Psikoterapi sendiri dilakukan bukan tanpa hambatan. Banyak kendala untuk melakukan hal ini. Resistensi pasien dan terapis sendiri sering menjadi kendala awal. Biasanya pasien menolak atau terapis mendapati dirinya mengalami countertransference (merasa ada perasaan tidak nyaman ketika bersama pasien diakibatkan pasien mengingatkannya pada sosok bermakna yang traumatis di masa lampau). Belum lagi masalah waktu yang harus ditepati dan disepakati. Tugas-tugas yang harus dilakukan pasien di rumah ketika tidak bersama terapis adalah hal-hal lain yang perlu mendapatkan perhatian. Intinya melakukan psikoterapi yang benar-benar itu ternyata memang tidak mudah.
C. Complementary and Alternative Therapy
Belakangan sering banyak pertanyaan dari penanya apakah ada cara-cara non-obat yang bisa dilakukan untuk mengatasi kecemasan. Herbal, jamu, buah, atau apapun itu yang dianggap dapat memperbaiki kondisi kecemasan pasien seringkali ditanyakan. Intinya sebagai seorang ilmuwan maka saya hanya bisa mengatakan bahwa apapun terapi yang diberikan sepanjang itu belum atau tidak merupakan hasil penelitian berbasis bukti maka dimasukkan ke dalam terapi alternatif dan tambahan dalam kedokteran.

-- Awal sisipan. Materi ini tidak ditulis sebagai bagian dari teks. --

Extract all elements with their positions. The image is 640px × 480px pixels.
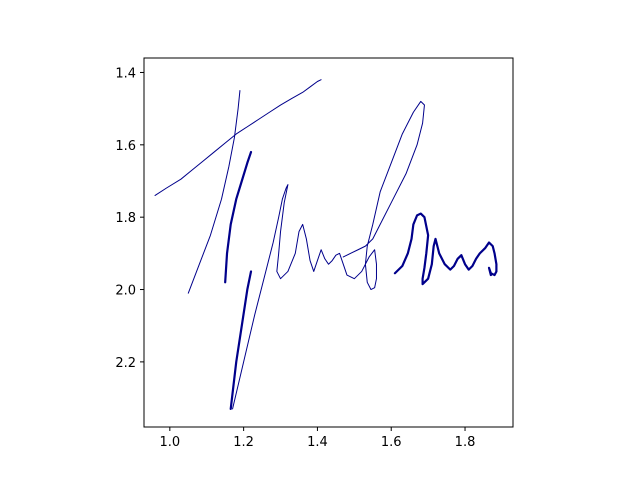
stroke-series-1 bbox=[154, 79, 322, 196]
y-tick-label: 1.4 bbox=[115, 66, 136, 81]
y-tick-label: 1.8 bbox=[115, 211, 136, 226]
y-axis: 1.4 1.6 1.8 2.0 2.2 bbox=[115, 66, 144, 371]
x-tick-label: 1.0 bbox=[159, 435, 180, 450]
x-tick-label: 1.8 bbox=[455, 435, 476, 450]
x-tick-label: 1.6 bbox=[381, 435, 402, 450]
stroke-series-4 bbox=[232, 100, 425, 410]
axes-frame bbox=[143, 57, 514, 428]
chart-lines bbox=[154, 79, 498, 411]
stroke-series-6 bbox=[393, 212, 498, 286]
y-tick-label: 1.6 bbox=[115, 139, 136, 154]
y-tick-label: 2.0 bbox=[115, 284, 136, 299]
stroke-series-3 bbox=[224, 150, 253, 284]
x-axis: 1.0 1.2 1.4 1.6 1.8 bbox=[159, 427, 475, 450]
x-tick-label: 1.4 bbox=[307, 435, 328, 450]
stroke-series-5 bbox=[229, 270, 253, 411]
stroke-series-2 bbox=[187, 90, 241, 294]
y-tick-label: 2.2 bbox=[115, 356, 136, 371]
x-tick-label: 1.2 bbox=[233, 435, 254, 450]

Kita tentunya tidak bisa langsung setuju jika ternyata ada suatu terapi yang hanya berhasil pada satu atau beberapa orang lalu dikatakan terapi itu adalah terapi yang mujarab untuk semua pasien. Penelitian berbasis bukti perlu untuk membuktikan klaim itu agar menjadi suatu hasil rekomendasi yang benar. Itulah mengapa walaupun mungkin berguna bagi banyak orang beberapa terapi tidak bisa direkomendasikan karena kemungkinan lemah ketika dilakukan dalam penelitian besar.
Memang intinya pengobatan untuk gangguan kecemasan itu sangat individual. Cara tertentu untuk seseorang belum tentu bisa cocok jika dilakukan kepada orang lain. Bahkan pada penggunaan obat-obatan yang sudah dibuktikan lewat penelitian juga bisa terjadi hal-hal yang berbeda untuk tiap orang. Tidak heran begitu banyak jenis obat dan terapi untuk satu jenis gangguan kecemasan saja. Maka dari itu jika anda bertanya kepada saya apakah obat terbaik untuk gangguan cemas, maka jawaban saya semua tergantung kondisi anda.